Crítica: Alcest "Les Chants De L’Aurore"

¿Recuerdas cuando eras adolescente y el verano llegaba a su fin? No se trataba de comenzar las clases y volver al colegio, nada de eso, la melancolía que a todos nos invadía era debida a que acababa la magia; aquellas tardes calurosas pero sofocantes en las que todo parecía posible, en las que la rutina se rompía y acababas haciendo algo especial con tus primos, esos amigos a los que veías de año en año -pero cuya amistad creías inquebrantable- y, lógicamente, los primeros amores de juventud. Todo eso se desvanecía en septiembre, los días eternos morían con los últimos rayos de sol, oscurecía antes y el aire carecía de aquel misticismo; era el momento de despedirse hasta el próximo año o, de manera mucho más dramática, hasta siempre con promesas de mantener el contacto que, inevitablemente, también se desvanecía. Pues ese es el sentimiento que parecen capturar Alcest en “Les chants de l'aurore” (2024), el álbum en el que el black deja paso, casi por completo, al shoegaze y el post-rock, a los desarrollos con carácter cinemático, en el que canciones como “Komorebi” parecen encontrar su clímax, sin prisa en el desenlace, con gusto por las emociones. Las voces son predominantemente melódicas y Neige parece florecer, ya no se trata de alternar guturales con bellos coros, ahora parece susurrar y no necesitar de la aprobación del oyente, se sumerge entre sus guitarras y parece emerger tan sólo cuando es necesario cantar la estrofa.
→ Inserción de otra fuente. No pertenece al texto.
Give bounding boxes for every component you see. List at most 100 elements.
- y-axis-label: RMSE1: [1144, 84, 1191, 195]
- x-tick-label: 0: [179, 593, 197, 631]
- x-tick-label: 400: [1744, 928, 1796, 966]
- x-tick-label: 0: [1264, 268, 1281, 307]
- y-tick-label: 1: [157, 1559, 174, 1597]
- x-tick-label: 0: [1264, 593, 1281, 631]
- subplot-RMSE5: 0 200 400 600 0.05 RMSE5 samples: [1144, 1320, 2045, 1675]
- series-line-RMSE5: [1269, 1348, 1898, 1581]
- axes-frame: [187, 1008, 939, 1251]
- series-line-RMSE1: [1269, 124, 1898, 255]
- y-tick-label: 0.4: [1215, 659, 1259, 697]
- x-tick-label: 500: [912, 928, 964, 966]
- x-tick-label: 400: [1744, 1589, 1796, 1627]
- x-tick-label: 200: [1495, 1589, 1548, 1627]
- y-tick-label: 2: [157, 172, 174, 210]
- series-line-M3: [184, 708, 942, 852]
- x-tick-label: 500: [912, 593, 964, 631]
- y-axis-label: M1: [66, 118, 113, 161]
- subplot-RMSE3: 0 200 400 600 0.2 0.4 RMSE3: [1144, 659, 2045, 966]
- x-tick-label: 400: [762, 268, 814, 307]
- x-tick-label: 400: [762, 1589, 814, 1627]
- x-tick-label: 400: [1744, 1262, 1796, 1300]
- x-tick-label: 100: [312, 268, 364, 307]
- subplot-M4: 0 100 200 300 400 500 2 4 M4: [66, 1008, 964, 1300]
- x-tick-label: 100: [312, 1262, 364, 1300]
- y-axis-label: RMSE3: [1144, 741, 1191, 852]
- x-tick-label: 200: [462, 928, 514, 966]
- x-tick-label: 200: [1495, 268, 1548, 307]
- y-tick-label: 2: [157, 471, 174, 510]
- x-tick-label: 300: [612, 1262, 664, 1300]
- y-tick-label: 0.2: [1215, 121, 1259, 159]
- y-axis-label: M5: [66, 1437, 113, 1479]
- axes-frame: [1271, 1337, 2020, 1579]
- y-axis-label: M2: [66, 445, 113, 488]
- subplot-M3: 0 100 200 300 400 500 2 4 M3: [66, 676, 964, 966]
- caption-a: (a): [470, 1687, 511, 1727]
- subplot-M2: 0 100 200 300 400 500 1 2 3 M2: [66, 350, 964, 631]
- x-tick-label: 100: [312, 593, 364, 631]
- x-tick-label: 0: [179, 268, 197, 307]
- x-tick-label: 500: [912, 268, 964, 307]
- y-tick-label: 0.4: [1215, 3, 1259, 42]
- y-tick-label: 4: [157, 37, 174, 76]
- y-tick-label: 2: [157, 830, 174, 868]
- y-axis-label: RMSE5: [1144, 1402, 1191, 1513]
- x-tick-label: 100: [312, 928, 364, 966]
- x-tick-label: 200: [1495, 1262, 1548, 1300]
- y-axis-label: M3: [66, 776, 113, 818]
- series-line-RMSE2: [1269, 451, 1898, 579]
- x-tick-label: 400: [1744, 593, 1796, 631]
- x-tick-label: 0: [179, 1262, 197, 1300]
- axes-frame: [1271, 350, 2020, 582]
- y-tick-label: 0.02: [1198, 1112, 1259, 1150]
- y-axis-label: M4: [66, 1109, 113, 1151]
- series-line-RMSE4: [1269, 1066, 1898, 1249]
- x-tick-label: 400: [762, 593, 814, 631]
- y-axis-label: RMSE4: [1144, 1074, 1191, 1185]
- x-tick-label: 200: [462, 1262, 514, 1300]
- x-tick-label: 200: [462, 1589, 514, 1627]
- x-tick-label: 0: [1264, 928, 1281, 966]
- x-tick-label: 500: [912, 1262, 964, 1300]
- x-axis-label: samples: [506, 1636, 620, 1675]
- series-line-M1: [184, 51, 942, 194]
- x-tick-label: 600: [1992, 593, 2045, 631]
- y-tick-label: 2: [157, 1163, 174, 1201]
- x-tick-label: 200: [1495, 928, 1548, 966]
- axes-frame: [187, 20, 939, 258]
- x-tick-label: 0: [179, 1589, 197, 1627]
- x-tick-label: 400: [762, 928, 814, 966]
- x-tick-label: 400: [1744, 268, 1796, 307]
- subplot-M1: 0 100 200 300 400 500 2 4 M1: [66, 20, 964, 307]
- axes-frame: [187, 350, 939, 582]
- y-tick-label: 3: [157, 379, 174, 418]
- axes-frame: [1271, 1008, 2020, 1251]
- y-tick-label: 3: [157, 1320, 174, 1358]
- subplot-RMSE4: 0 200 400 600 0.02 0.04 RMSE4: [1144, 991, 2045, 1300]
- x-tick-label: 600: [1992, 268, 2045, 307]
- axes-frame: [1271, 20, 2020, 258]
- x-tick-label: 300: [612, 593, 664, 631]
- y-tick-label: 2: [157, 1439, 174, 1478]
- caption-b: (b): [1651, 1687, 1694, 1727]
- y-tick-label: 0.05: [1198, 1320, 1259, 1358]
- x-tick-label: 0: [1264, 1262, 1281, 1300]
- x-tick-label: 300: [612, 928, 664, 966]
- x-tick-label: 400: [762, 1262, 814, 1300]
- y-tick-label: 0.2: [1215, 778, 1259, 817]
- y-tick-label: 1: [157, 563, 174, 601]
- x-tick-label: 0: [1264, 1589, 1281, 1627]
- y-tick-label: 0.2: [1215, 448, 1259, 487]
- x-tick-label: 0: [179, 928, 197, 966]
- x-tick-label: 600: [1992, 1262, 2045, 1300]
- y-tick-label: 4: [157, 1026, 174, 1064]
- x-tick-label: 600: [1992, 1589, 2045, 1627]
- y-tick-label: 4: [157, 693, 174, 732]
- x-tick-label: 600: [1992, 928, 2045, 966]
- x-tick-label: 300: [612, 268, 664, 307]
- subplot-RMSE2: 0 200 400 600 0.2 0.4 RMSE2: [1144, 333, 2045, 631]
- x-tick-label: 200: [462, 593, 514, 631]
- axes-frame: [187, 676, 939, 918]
Una jugada que a Alcest les sale redonda, quizá porque aquel intento con “Shelter” (2014) fue demasiado arriesgado en un momento en el que su público no lo entendía y han preferido volver a aquel camino después de dos bellísimos discos preparatorios como “Kodama” (2016) y “Spiritual Instinct” (2019), dos auténticas joyas que parecen llevarnos de cabeza a este último álbum en el que, a pesar de provocar la sensación de ser un disco de transición, se ven con fuerzas para jugar en "L'envol" o tiznar levemente de pintura negra el rostro del oyente en “Améthyste”, ocho minutos de auténtico dinamismo en los que, a pesar del trémolo, Neige es tan inteligente como para cogernos de la mano y guiarnos a través de ese sentimiento que antes pretendía describir. “Améthyste” es una maravilla con una parte central que, además de darnos respiro, articula la canción y nos conduce hacia la emoción del final. El eje de “Flamme jumelle” es el riff, un poco de delay con reverb y a volar, para terminar jugando Neige con varias figuras y volver a conjurar la emoción, esa que nos atravesará el corazón a lo largo de todo “Les chants de l'aurore” (2024), hasta “Réminiscence”, una pieza a piano que sirve para tomar aire y afrontar los siguientes doce minutos.

“L'enfant de la lune (月の子)” es una composición compleja, no se trata de su envoltorio y la narración, sino de la percusión de la introducción y el estallido, las diferentes secciones y cómo Neige prefiere llevar los coros en otro tempo, su puente y final, a pesar de que “L'adieu” parece una coda de la propia canción, cerrando el disco de manera delicada, dejándonos esa sensación de melancólica despedida en los últimos estertores estivales. No exagero, es lo que me hace sentir “Les chants de l'aurore” (2024), tanto que es complicado otorgarle una nota, como si de un examen se tratase. Está claro que no está a la altura de discos anteriores, pero roza de nuevo el sobresaliente con los dedos y nos regala un álbum brillante y repleto de sensibilidad para los próximos meses, como una especie de escudo con el que defendernos de sesenta días de vulgares horteradas, festivales con olor a protección solar, horribles chanclas, borrachos, playas atestadas y melones podridos en la basura de cualquier calle, para reconfortarnos, a modo de banda sonora, con algo tan escaso en estos días como el buen gusto. Impagable.